Un hombre que la había apoyado mientras luchaba contra el alcoholismo y que no se apartó de su lado cuando por fin la enfermedad se apoderó de ella. La salud de Ellen era tan precaria en aquel momento que no sabía si reconocería a Tamsyn o si reconocerla sería aún peor.

Después de todo, su propia madre había muerto cuando por fin le dejaron visitarla en el hospital. ¿Verle habría sido un recordatorio de todo lo que había perdido?

Finn sacudió la cabeza, intentando apartar de sí tales pensamientos.

Debía pensar en Tamsyn Masters y en su plan de hacer que se quedase por allí sin contarle la verdad sobre Ellen.

Sabía que tenía veintiocho años, cinco menos que él, y lo último que había leído era que estaba comprometida con un conocido abogado de Adelaida. No llevaba anillo de compromiso aquel día, pero eso podría significar cualquier cosa. Tal vez lo había llevado a la joyería para que lo limpiasen o ajustasen. O se lo había quitado para lavarse las manos y había olvidado volver a ponérselo.
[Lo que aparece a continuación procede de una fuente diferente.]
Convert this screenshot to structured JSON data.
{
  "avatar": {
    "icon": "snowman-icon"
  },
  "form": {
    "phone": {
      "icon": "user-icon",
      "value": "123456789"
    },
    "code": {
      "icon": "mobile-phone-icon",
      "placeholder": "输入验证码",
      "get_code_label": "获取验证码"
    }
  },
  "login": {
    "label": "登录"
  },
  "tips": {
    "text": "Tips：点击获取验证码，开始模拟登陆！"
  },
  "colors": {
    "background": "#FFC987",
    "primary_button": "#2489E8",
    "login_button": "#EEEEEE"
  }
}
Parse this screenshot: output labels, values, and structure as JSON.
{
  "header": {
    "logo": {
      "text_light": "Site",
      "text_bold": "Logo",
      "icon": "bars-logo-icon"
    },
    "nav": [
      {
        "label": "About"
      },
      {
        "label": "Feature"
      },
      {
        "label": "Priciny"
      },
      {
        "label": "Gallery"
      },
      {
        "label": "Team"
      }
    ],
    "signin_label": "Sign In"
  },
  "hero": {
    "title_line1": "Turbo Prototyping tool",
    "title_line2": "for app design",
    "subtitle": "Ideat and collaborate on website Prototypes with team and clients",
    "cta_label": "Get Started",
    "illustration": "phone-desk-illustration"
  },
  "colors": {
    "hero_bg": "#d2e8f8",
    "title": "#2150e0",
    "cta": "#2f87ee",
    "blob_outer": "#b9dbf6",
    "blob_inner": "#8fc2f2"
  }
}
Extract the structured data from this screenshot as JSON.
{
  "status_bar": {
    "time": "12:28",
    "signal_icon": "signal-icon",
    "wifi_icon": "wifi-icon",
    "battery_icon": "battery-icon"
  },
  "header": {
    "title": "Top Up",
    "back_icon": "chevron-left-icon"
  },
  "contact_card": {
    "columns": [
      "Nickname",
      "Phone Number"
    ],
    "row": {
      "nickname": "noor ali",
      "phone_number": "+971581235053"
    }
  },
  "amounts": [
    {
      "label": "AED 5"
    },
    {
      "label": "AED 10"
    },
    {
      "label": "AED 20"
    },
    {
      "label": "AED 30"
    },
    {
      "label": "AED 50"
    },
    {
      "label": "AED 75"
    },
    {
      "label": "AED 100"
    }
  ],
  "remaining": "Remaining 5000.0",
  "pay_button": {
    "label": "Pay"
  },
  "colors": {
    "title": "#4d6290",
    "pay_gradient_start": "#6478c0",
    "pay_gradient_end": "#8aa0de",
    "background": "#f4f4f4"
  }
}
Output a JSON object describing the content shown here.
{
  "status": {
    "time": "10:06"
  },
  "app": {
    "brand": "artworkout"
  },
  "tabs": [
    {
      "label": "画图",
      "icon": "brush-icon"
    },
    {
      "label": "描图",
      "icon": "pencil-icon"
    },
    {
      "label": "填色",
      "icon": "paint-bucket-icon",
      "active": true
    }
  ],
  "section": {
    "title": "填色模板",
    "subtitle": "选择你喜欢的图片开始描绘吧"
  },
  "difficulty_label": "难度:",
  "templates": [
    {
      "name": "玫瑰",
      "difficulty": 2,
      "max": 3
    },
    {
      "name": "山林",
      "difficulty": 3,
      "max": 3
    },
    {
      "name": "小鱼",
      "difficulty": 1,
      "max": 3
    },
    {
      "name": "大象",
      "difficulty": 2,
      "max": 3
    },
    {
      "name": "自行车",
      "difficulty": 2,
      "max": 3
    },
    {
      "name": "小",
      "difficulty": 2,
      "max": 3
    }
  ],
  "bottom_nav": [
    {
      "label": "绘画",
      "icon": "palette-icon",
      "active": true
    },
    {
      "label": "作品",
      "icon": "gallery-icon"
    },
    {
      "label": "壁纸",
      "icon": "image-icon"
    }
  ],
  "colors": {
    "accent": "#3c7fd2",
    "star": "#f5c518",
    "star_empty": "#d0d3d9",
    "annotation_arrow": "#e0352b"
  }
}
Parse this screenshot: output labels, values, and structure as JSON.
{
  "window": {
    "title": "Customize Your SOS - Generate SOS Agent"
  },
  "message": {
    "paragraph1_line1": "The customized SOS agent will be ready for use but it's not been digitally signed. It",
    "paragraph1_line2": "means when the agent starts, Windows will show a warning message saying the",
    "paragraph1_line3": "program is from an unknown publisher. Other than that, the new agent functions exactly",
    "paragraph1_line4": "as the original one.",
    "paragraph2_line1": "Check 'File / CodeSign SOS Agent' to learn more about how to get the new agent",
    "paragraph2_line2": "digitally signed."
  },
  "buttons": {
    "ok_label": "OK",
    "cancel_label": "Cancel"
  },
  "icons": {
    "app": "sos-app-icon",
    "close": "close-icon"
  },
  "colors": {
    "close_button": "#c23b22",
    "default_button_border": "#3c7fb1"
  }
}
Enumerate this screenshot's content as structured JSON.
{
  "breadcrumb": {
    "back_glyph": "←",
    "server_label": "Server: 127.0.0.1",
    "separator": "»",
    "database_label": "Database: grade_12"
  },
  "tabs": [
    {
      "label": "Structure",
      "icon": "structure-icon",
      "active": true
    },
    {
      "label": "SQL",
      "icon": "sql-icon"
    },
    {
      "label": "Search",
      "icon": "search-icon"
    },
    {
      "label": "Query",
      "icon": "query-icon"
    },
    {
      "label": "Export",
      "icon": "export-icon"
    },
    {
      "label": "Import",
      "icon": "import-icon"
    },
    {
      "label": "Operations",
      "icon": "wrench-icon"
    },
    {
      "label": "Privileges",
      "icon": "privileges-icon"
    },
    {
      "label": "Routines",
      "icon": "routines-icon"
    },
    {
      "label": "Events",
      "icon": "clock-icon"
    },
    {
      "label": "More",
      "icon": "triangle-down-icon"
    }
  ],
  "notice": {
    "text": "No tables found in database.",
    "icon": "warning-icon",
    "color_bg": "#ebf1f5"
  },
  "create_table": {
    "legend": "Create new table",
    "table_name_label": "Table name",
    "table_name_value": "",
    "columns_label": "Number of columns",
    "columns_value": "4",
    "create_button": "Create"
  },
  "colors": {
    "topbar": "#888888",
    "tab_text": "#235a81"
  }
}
Entonces se le ocurrió otra idea, una que despertó su interés.

Quizá había roto con su prometido y le apetecía flirtear un poco con un extraño… y tal vez de ese modo la animaría a quedarse unos días en el distrito de Marlborough.

Si era tan frívola como solían serlo las chicas de su ambiente sería una diversión sin compromisos y una oportunidad de vigilarla para que no descubriese nada sobre Ellen.

No sería fácil, pero estaba seguro de que podría hacerlo. Y así descubriría todo lo que pudiese sobre la señorita Masters.